On the subject of the BoE’s “forward guidance”, in the context of a growing rate of growth and declining inflation, its worth looking at the unemployment figures as these have a direct knock-on impact on interest rate levels, which are still pegged at 0.5%.   Analysis by the BoE shows that the probability of the UK hitting 7% unemployment before 2016 has risen to the level where it’s now predicted that 2015 Q2 sees a positive likelihood of this happening with the BoE stating that they are likely to increase interest rates at that point in time.  With no change in interest rates since early 2009 this shift is likely to cause a an immediate contraction in consumer spending, not something a fragile economy needs (even if its two years away).  At this point in time with the boom being primarily driven by consumer expenditure and credit this is a very concerning vision of the future.

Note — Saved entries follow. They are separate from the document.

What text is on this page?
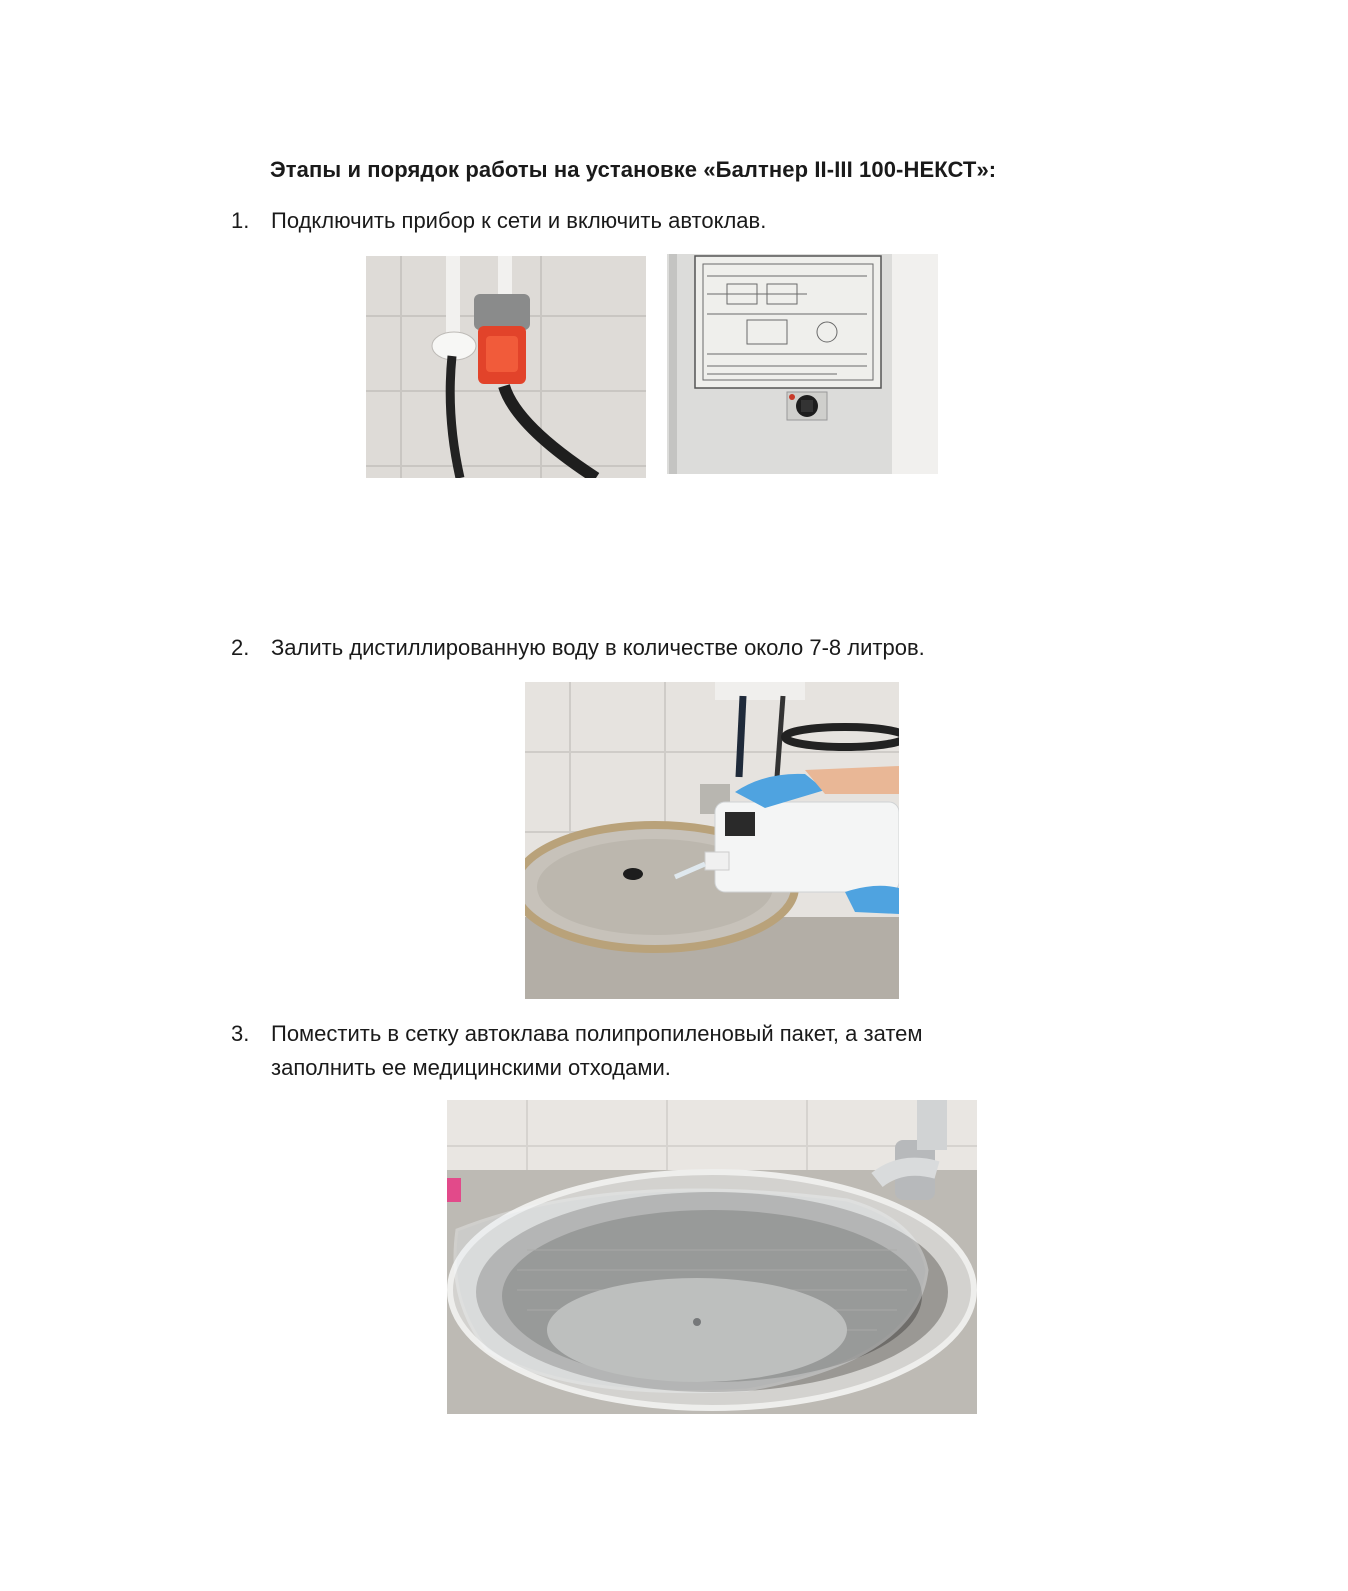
Этапы и порядок работы на установке «Балтнер II-III 100-НЕКСТ»:
1. Подключить прибор к сети и включить автоклав.
2. Залить дистиллированную воду в количестве около 7-8 литров.
3. Поместить в сетку автоклава полипропиленовый пакет, а затем
заполнить ее медицинскими отходами.
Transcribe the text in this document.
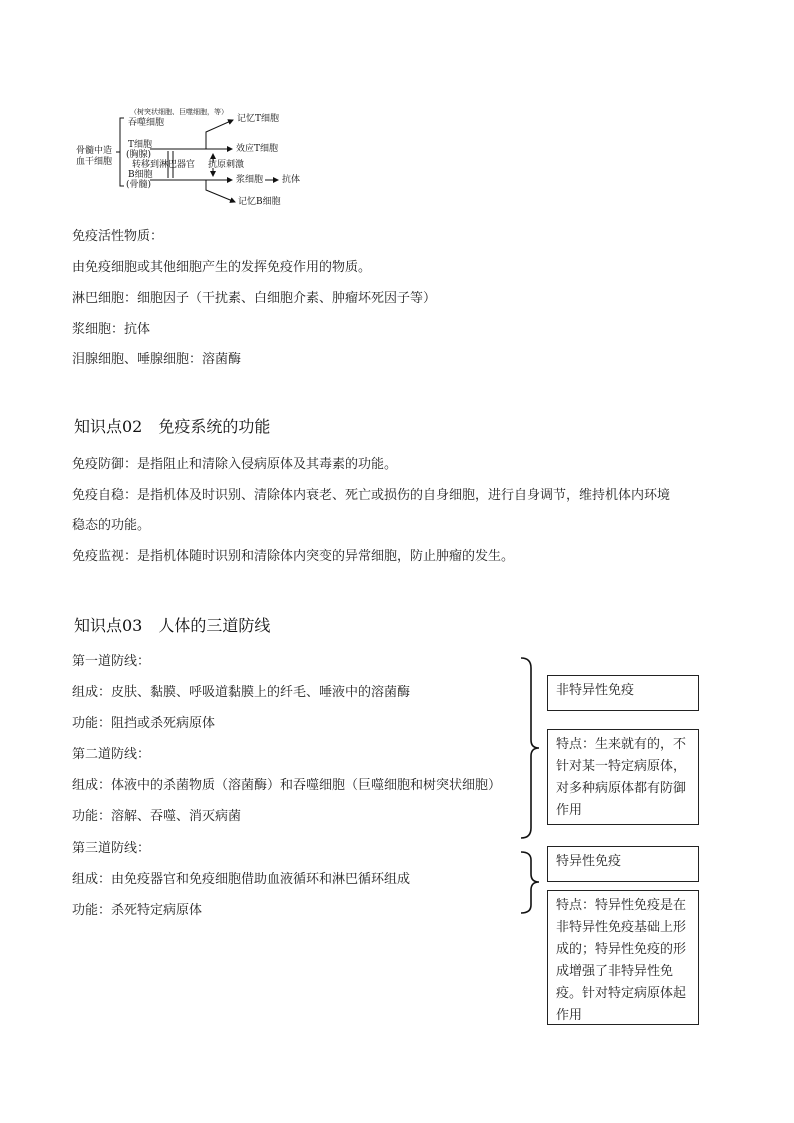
骨髓中造血干细胞
（树突状细胞、巨噬细胞，等）
吞噬细胞
T细胞
(胸腺)
转移到淋巴器官
B细胞
(骨髓)
抗原刺激
记忆T细胞
效应T细胞
浆细胞 抗体
记忆B细胞
免疫活性物质：
由免疫细胞或其他细胞产生的发挥免疫作用的物质。
淋巴细胞：细胞因子（干扰素、白细胞介素、肿瘤坏死因子等）
浆细胞：抗体
泪腺细胞、唾腺细胞：溶菌酶
知识点02　免疫系统的功能
免疫防御：是指阻止和清除入侵病原体及其毒素的功能。
免疫自稳：是指机体及时识别、清除体内衰老、死亡或损伤的自身细胞，进行自身调节，维持机体内环境
稳态的功能。
免疫监视：是指机体随时识别和清除体内突变的异常细胞，防止肿瘤的发生。
知识点03　人体的三道防线
第一道防线：
组成：皮肤、黏膜、呼吸道黏膜上的纤毛、唾液中的溶菌酶
功能：阻挡或杀死病原体
第二道防线：
组成：体液中的杀菌物质（溶菌酶）和吞噬细胞（巨噬细胞和树突状细胞）
功能：溶解、吞噬、消灭病菌
第三道防线：
组成：由免疫器官和免疫细胞借助血液循环和淋巴循环组成
功能：杀死特定病原体
非特异性免疫
特点：生来就有的，不针对某一特定病原体，对多种病原体都有防御作用
特异性免疫
特点：特异性免疫是在非特异性免疫基础上形成的；特异性免疫的形成增强了非特异性免疫。针对特定病原体起作用
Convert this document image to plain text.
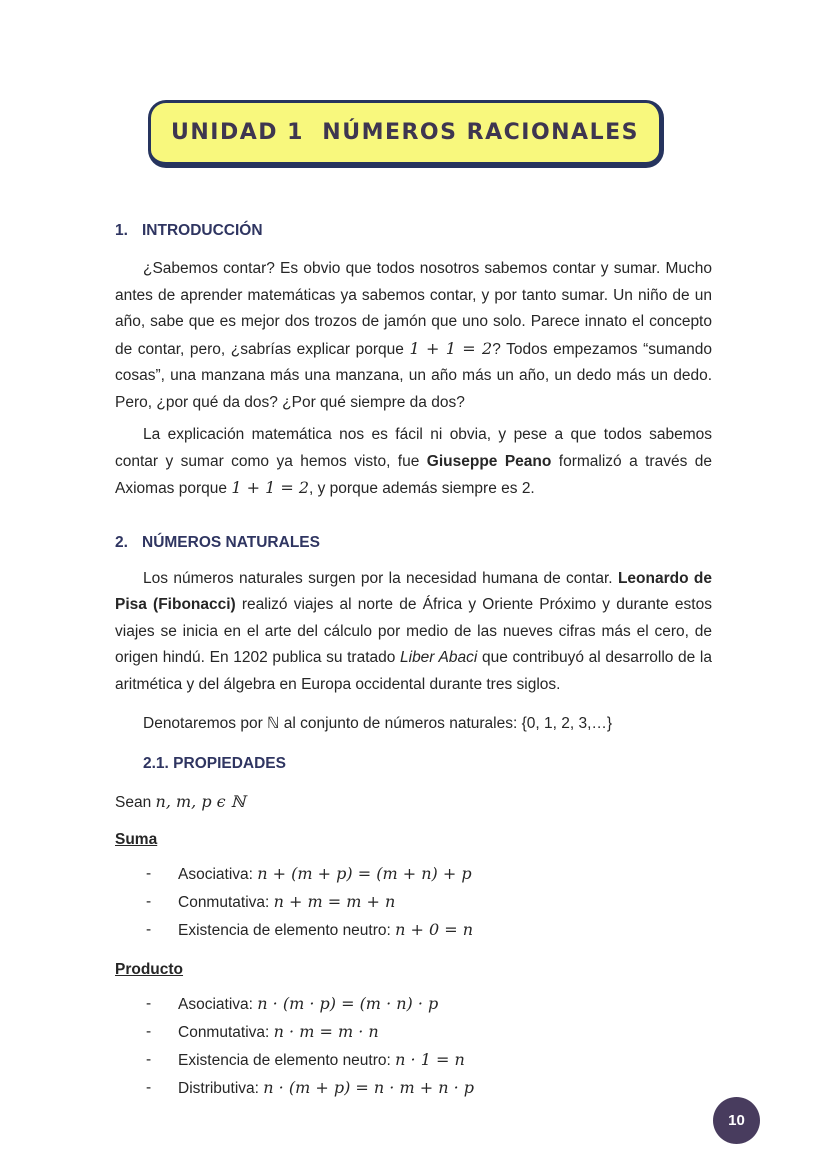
UNIDAD 1  NÚMEROS RACIONALES
1. INTRODUCCIÓN

¿Sabemos contar? Es obvio que todos nosotros sabemos contar y sumar. Mucho antes de aprender matemáticas ya sabemos contar, y por tanto sumar. Un niño de un año, sabe que es mejor dos trozos de jamón que uno solo. Parece innato el concepto de contar, pero, ¿sabrías explicar porque 1 + 1 = 2? Todos empezamos “sumando cosas”, una manzana más una manzana, un año más un año, un dedo más un dedo. Pero, ¿por qué da dos? ¿Por qué siempre da dos?

La explicación matemática nos es fácil ni obvia, y pese a que todos sabemos contar y sumar como ya hemos visto, fue Giuseppe Peano formalizó a través de Axiomas porque 1 + 1 = 2, y porque además siempre es 2.

2. NÚMEROS NATURALES

Los números naturales surgen por la necesidad humana de contar. Leonardo de Pisa (Fibonacci) realizó viajes al norte de África y Oriente Próximo y durante estos viajes se inicia en el arte del cálculo por medio de las nueves cifras más el cero, de origen hindú. En 1202 publica su tratado Liber Abaci que contribuyó al desarrollo de la aritmética y del álgebra en Europa occidental durante tres siglos.

Denotaremos por ℕ al conjunto de números naturales: {0, 1, 2, 3,…}

2.1. PROPIEDADES

Sean n, m, p ϵ ℕ

Suma

- Asociativa: n + (m + p) = (m + n) + p
- Conmutativa: n + m = m + n
- Existencia de elemento neutro: n + 0 = n

Producto

- Asociativa: n · (m · p) = (m · n) · p
- Conmutativa: n · m = m · n
- Existencia de elemento neutro: n · 1 = n
- Distributiva: n · (m + p) = n · m + n · p
10
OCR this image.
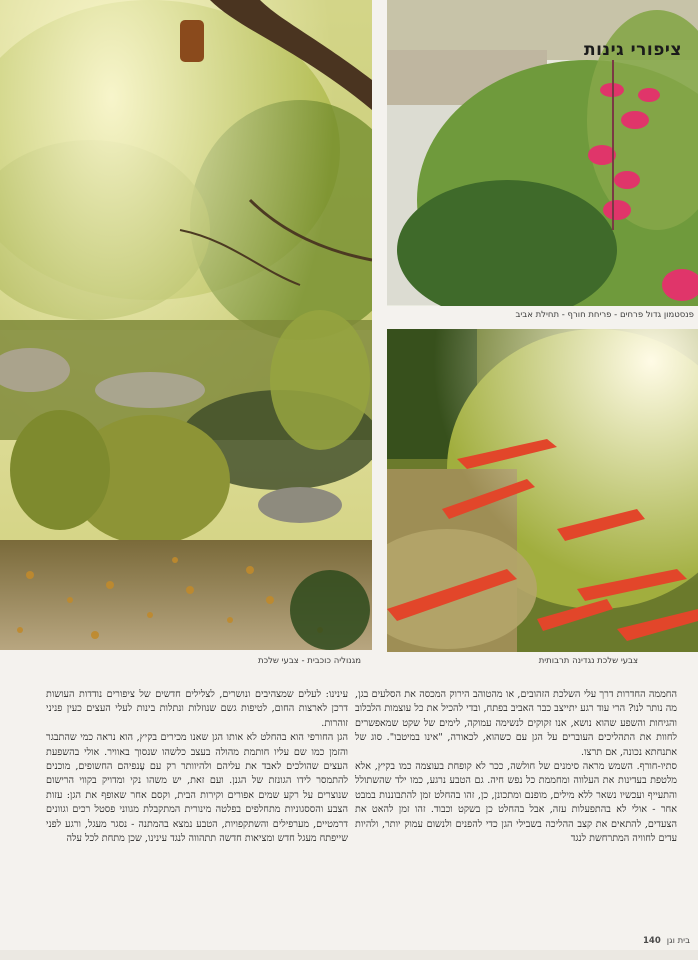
ציפורי גינות
פנסטמון גדול פרחים - פריחת חורף - תחילת אביב
מגנוליה כוכבית - צבעי שלכת	צבעי שלכת נגדינה תרבותית

החממה החדרות דרך עלי השלכת הזהובים, או מהטוהב הירוק המכסה את הסלעים בגן, מה נותר לנו? הרי עוד רגע יתייצב כבר האביב בפתח, ובדי להכיל את כל עוצמות הלבלוב והגיחות והשפע שהוא נושא, אנו זקוקים לנשימה עמוקה, לימים של שקט שמאפשרים לחוות את התהליכים העוברים על הגן עם כשהוא, לכאורה, "אינו במיטבו". סוג של אתנחתא נכונה, אם תרצו.

סתיו-חורף. השמש מראה סימנים של חולשה, ככר לא קופחת בעוצמה כמו בקיץ, אלא מלטפת בעדינות את העלווה ומחממת כל נפש חיה. גם הטבע נרגע, כמו ילד שהשתולל והתעייף ועכשיו נשאר ללא מילים, מופנם ומתכונן, כן, זהו בהחלט זמן להתבוננות במבט אחר - אולי לא בהתפעלות עזה, אבל בהחלט כן בשקט וכבוד. זהו זמן להאט את הצעדים, להתאים את קצב ההליכה בשבילי הגן כדי להפנים ולנשום עמוק יותר, ולהיות עדים לחוויה המתרחשת לנגד

עינינו: לעלים שמצהיבים ונושרים, לצלילים חדשים של ציפורים נודדות העושות דרכן לארצות החום, לטיפות גשם שנוזלות ונתלות בינות לעלי העצים כעין פניני זוהרות.

הגן החורפי הוא בהחלט לא אותו הגן שאנו מכירים בקיץ, הוא נראה כמי שהתבגר והזמן כמו שם עליו חותמת מהולה בעצב כלשהו שנסוך באוויר. אולי בהשפעת העצים שהולכים לאבד את עליהם ולהיוותר רק עם עָנפיהם החשופים, מוכנים להתמסר לידו הגונזת של הגנן. ועם זאת, יש משהו נקי ומדויק בקווי הרישום שנוצרים על רקע שמים אפורים וקירות הבית, וקסם אחר שאופף את הגן: עזות הצבע והססגוניות מתחלפים בפלטה מינורית המתקבלת מגווני פסטל רכים וגוונים דרמטיים, מערפילים והשתקפויות, הטבע נמצא בהמתנה - נסגר מעגל, ורגע לפני שייפתח מעגל חדש ומציאות חדשה תתהווה לנגד עינינו, שכן מתחת לכל עלה

בית וגן
140
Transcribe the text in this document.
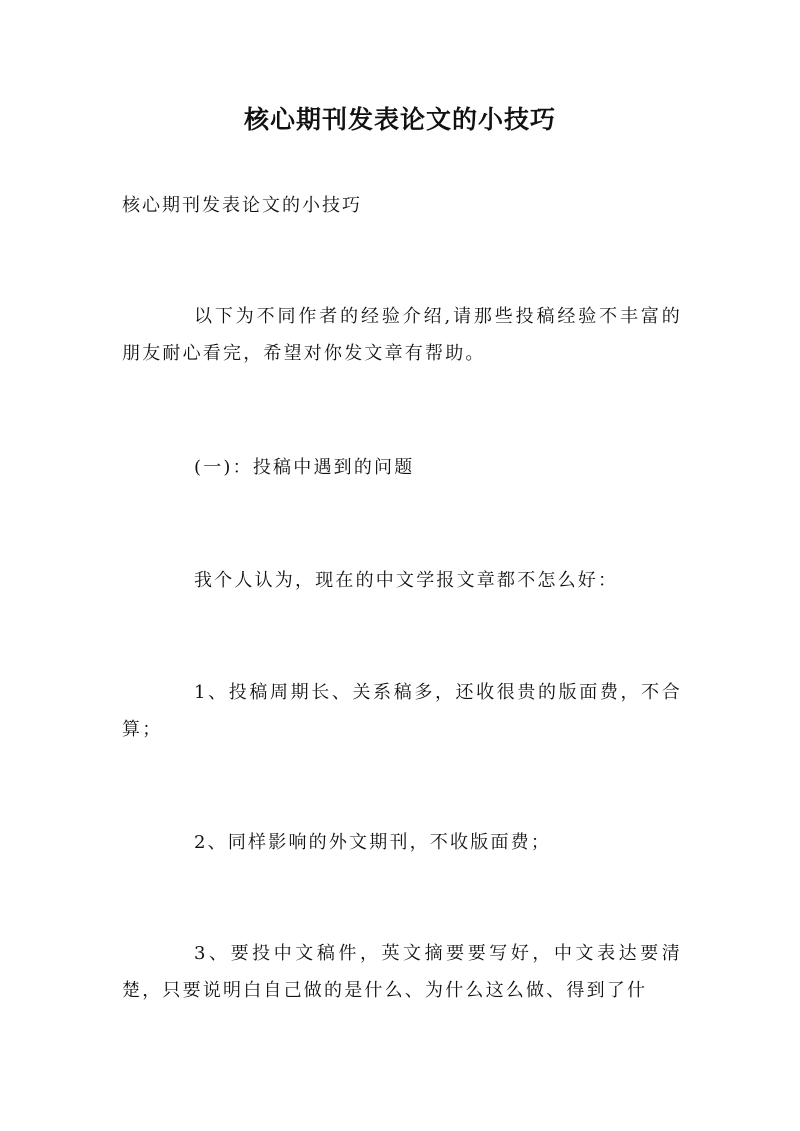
核心期刊发表论文的小技巧

核心期刊发表论文的小技巧

以下为不同作者的经验介绍,请那些投稿经验不丰富的朋友耐心看完，希望对你发文章有帮助。

(一)：投稿中遇到的问题

我个人认为，现在的中文学报文章都不怎么好：

1、投稿周期长、关系稿多，还收很贵的版面费，不合算；

2、同样影响的外文期刊，不收版面费；

3、要投中文稿件，英文摘要要写好，中文表达要清楚，只要说明白自己做的是什么、为什么这么做、得到了什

Economics rarely deals in absolutes, we are dealing with the future after all, but following on from the above assertion that this is currently a consumer spending led recovery rather than a structural recovery as envisioned by the current government a viewpoint on the PMI (purchasing manager indices) for the various sectors is a prudent action.


All the PMIs collected and calculated by MARKIT show positive trends suggesting business is beginning to move, produce and build and the subsequent increases in the employment figures.  All this suggests good news for the economy and jobs in general however are consumers “jumping the gun”?  Last month it was discussed whether the UK consumer was creating a rod for their own backs by believing the hype about a growing economy, consumer credit growth certainly shows this to be true with credit hitting a 3 year high at 4% yearly growth..

Whilst the PMIs suggest that business is growing it really is too early to conclude that this is all sustainable (despite Governor Carneys beliefs) a couple more months of consistency are required.  What is interesting is that there has also been a fillip in saving too, consumers are spending (what they don’t have) but there is also a suggestion that they may also be saving more (although still at low levels).



This contradicting pattern is reflected by the following three sources that show disposable income has actually decreased at the same time as  consumer confidence about family has plateaued (likely driven by energy charges) whilst the time is evidently right  to buy major purchases!




Another mixed bag with consumers showing definite signs of cognitive dissonance in their behaviour, knowing one thing and continuing to do something else driven by the positive macroeconomic signs in the media that suggest it’s all getting better.  There are legitimate concerns about what is driving this recovery with arguments around excess employment capacity, booming debt and a housing bubble all clamouring for attention whilst the BoE’s reforecasting suggest that the big interest rate bump is closer than we all think.  It all suggests, at face value, that we as a country have learnt nothing from the 2008 crash, time will tell!